0.970152995474183 {'C': 30, 'gamma': 5, 'kernel': 'rbf'}
0.9700429965939914 {'C': 20, 'gamma': 5, 'kernel': 'rbf'}
0.9699395190651575 {'C': 35, 'gamma': 5, 'kernel': 'rbf'}
0.9695167096591023 {'C': 25, 'gamma': 5, 'kernel': 'rbf'}
0.9690424222560828 {'C': 30, 'gamma': 7, 'kernel': 'rbf'}
0.9688738810827904 {'C': 20, 'gamma': 7, 'kernel': 'rbf'}
0.9685552408166632 {'C': 25, 'gamma': 7, 'kernel': 'rbf'}
0.9684765174321134 {'C': 35, 'gamma': 7, 'kernel': 'rbf'}
0.9684230487979996 {'C': 30, 'gamma': 9, 'kernel': 'rbf'}
0.9682398959871898 {'C': 20, 'gamma': 9, 'kernel': 'rbf'}
0.9678321268972503 {'C': 25, 'gamma': 9, 'kernel': 'rbf'}
0.9673133240363618 {'C': 35, 'gamma': 9, 'kernel': 'rbf'}


Since there was only a very small increase in performance, we will stop the search here.

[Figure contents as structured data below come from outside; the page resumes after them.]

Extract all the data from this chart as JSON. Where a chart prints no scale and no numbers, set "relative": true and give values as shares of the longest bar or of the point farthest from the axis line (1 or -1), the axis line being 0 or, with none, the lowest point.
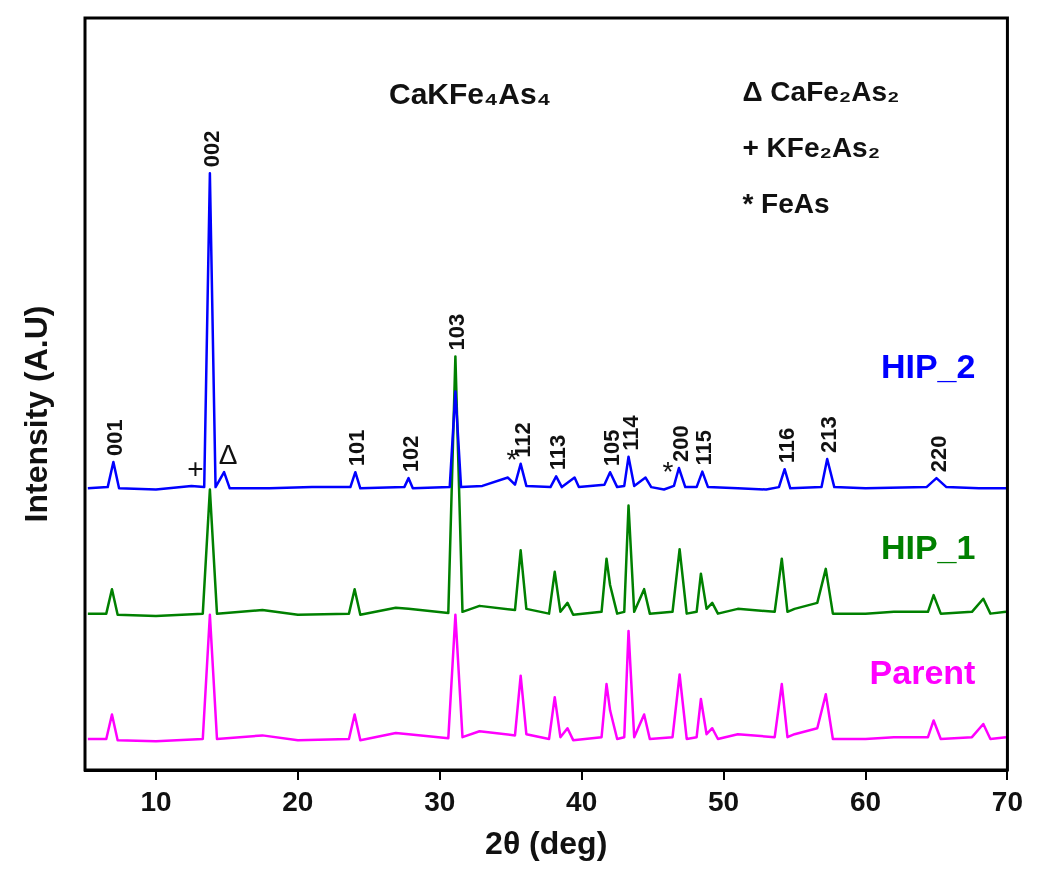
{
  "chart_data": {
    "type": "line",
    "title": "CaKFe₄As₄",
    "xlabel": "2θ (deg)",
    "ylabel": "Intensity (A.U)",
    "relative": true,
    "grid": false,
    "legend": false,
    "marker": "none",
    "line_style": "solid",
    "xlim": [
      5,
      70
    ],
    "xticks": [
      10,
      20,
      30,
      40,
      50,
      60,
      70
    ],
    "x": [
      5.2,
      6.5,
      6.9,
      7.3,
      10,
      13.3,
      13.8,
      14.3,
      17.5,
      20,
      23.6,
      24.0,
      24.4,
      26.9,
      27.8,
      30.6,
      31.1,
      31.6,
      32.8,
      35.3,
      35.7,
      36.1,
      37.7,
      38.1,
      38.5,
      39.0,
      39.4,
      41.4,
      41.75,
      42.0,
      42.5,
      43.0,
      43.3,
      43.7,
      44.4,
      44.8,
      46.4,
      46.9,
      47.4,
      48.1,
      48.4,
      48.8,
      49.2,
      49.6,
      51,
      53.6,
      54.1,
      54.5,
      55,
      56.6,
      57.2,
      57.7,
      60,
      62,
      64.4,
      64.8,
      65.3,
      67.5,
      68.3,
      68.8,
      69.9
    ],
    "series": [
      {
        "name": "HIP_2",
        "color": "#0000ff",
        "x": [
          5.2,
          6.6,
          7.0,
          7.4,
          10,
          12.5,
          13.4,
          13.8,
          14.2,
          14.8,
          15.2,
          18,
          21,
          23.7,
          24.05,
          24.4,
          27.5,
          27.8,
          28.1,
          30.7,
          31.1,
          31.5,
          33,
          34.8,
          35.3,
          35.7,
          36.1,
          37.8,
          38.2,
          38.6,
          39.5,
          39.8,
          41.6,
          42.0,
          42.5,
          43.0,
          43.3,
          43.7,
          44.5,
          44.9,
          45.8,
          46.5,
          46.85,
          47.3,
          48.1,
          48.5,
          48.9,
          51,
          53,
          53.9,
          54.3,
          54.7,
          56.9,
          57.3,
          57.8,
          60,
          64.3,
          65.0,
          65.7,
          68,
          69.9
        ],
        "values": [
          0.472,
          0.474,
          0.516,
          0.472,
          0.47,
          0.476,
          0.474,
          1.0,
          0.474,
          0.499,
          0.472,
          0.472,
          0.474,
          0.474,
          0.499,
          0.472,
          0.474,
          0.489,
          0.472,
          0.474,
          0.634,
          0.474,
          0.476,
          0.49,
          0.478,
          0.513,
          0.476,
          0.474,
          0.492,
          0.474,
          0.49,
          0.474,
          0.478,
          0.499,
          0.474,
          0.476,
          0.525,
          0.476,
          0.49,
          0.474,
          0.47,
          0.476,
          0.506,
          0.474,
          0.474,
          0.5,
          0.474,
          0.472,
          0.47,
          0.474,
          0.504,
          0.472,
          0.474,
          0.521,
          0.474,
          0.472,
          0.474,
          0.489,
          0.474,
          0.472,
          0.472
        ]
      },
      {
        "name": "HIP_1",
        "color": "#008000",
        "values": [
          0.262,
          0.262,
          0.303,
          0.26,
          0.258,
          0.262,
          0.47,
          0.262,
          0.268,
          0.26,
          0.262,
          0.303,
          0.26,
          0.272,
          0.27,
          0.263,
          0.693,
          0.265,
          0.275,
          0.268,
          0.368,
          0.27,
          0.262,
          0.332,
          0.265,
          0.28,
          0.26,
          0.265,
          0.354,
          0.31,
          0.262,
          0.265,
          0.443,
          0.265,
          0.303,
          0.262,
          0.265,
          0.37,
          0.262,
          0.265,
          0.329,
          0.27,
          0.28,
          0.262,
          0.27,
          0.265,
          0.354,
          0.265,
          0.27,
          0.28,
          0.337,
          0.262,
          0.262,
          0.265,
          0.265,
          0.293,
          0.262,
          0.265,
          0.287,
          0.262,
          0.265
        ]
      },
      {
        "name": "Parent",
        "color": "#ff00ff",
        "values": [
          0.052,
          0.052,
          0.093,
          0.05,
          0.048,
          0.052,
          0.26,
          0.052,
          0.058,
          0.05,
          0.052,
          0.093,
          0.05,
          0.062,
          0.06,
          0.053,
          0.26,
          0.055,
          0.065,
          0.058,
          0.158,
          0.06,
          0.052,
          0.122,
          0.055,
          0.07,
          0.05,
          0.055,
          0.144,
          0.1,
          0.052,
          0.055,
          0.233,
          0.055,
          0.093,
          0.052,
          0.055,
          0.16,
          0.052,
          0.055,
          0.119,
          0.06,
          0.07,
          0.052,
          0.06,
          0.055,
          0.144,
          0.055,
          0.06,
          0.07,
          0.127,
          0.052,
          0.052,
          0.055,
          0.055,
          0.083,
          0.052,
          0.055,
          0.077,
          0.052,
          0.055
        ]
      }
    ],
    "annotations": [
      "Δ CaFe₂As₂",
      "+ KFe₂As₂",
      "* FeAs",
      {
        "text": "001",
        "x": 7.0,
        "y": 0.516
      },
      {
        "text": "002",
        "x": 13.8,
        "y": 1.0
      },
      {
        "text": "101",
        "x": 24.05,
        "y": 0.499
      },
      {
        "text": "102",
        "x": 27.8,
        "y": 0.489
      },
      {
        "text": "103",
        "x": 31.1,
        "y": 0.693
      },
      {
        "text": "112",
        "x": 35.7,
        "y": 0.513
      },
      {
        "text": "113",
        "x": 38.2,
        "y": 0.492
      },
      {
        "text": "105",
        "x": 42.0,
        "y": 0.499
      },
      {
        "text": "114",
        "x": 43.3,
        "y": 0.525
      },
      {
        "text": "200",
        "x": 46.85,
        "y": 0.506
      },
      {
        "text": "115",
        "x": 48.5,
        "y": 0.5
      },
      {
        "text": "116",
        "x": 54.3,
        "y": 0.504
      },
      {
        "text": "213",
        "x": 57.3,
        "y": 0.521
      },
      {
        "text": "220",
        "x": 65.0,
        "y": 0.489
      },
      {
        "text": "+",
        "x": 12.5,
        "y": 0.476
      },
      {
        "text": "Δ",
        "x": 14.8,
        "y": 0.499
      },
      {
        "text": "*",
        "x": 34.8,
        "y": 0.49
      },
      {
        "text": "*",
        "x": 45.8,
        "y": 0.47
      }
    ]
  }
}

## Analysing Time Performance

In [28]:
# average time per prediction
from time import time
best_svm = grid_search_minimum.best_estimator_
best_svm.fit(minimum_X, data["labels"])

start = time()
best_svm.predict(minimum_X)
end = time()
print((end - start) / len(minimum_X))

8.932372619365824e-05


## Conclusion

The best SVM model uses Geometric transformation, with kernel = "rbf", C = 30 and gamma = 5, with a performance of 97.02%.
<br><br>
The average time per prediction is 0.00009 seconds.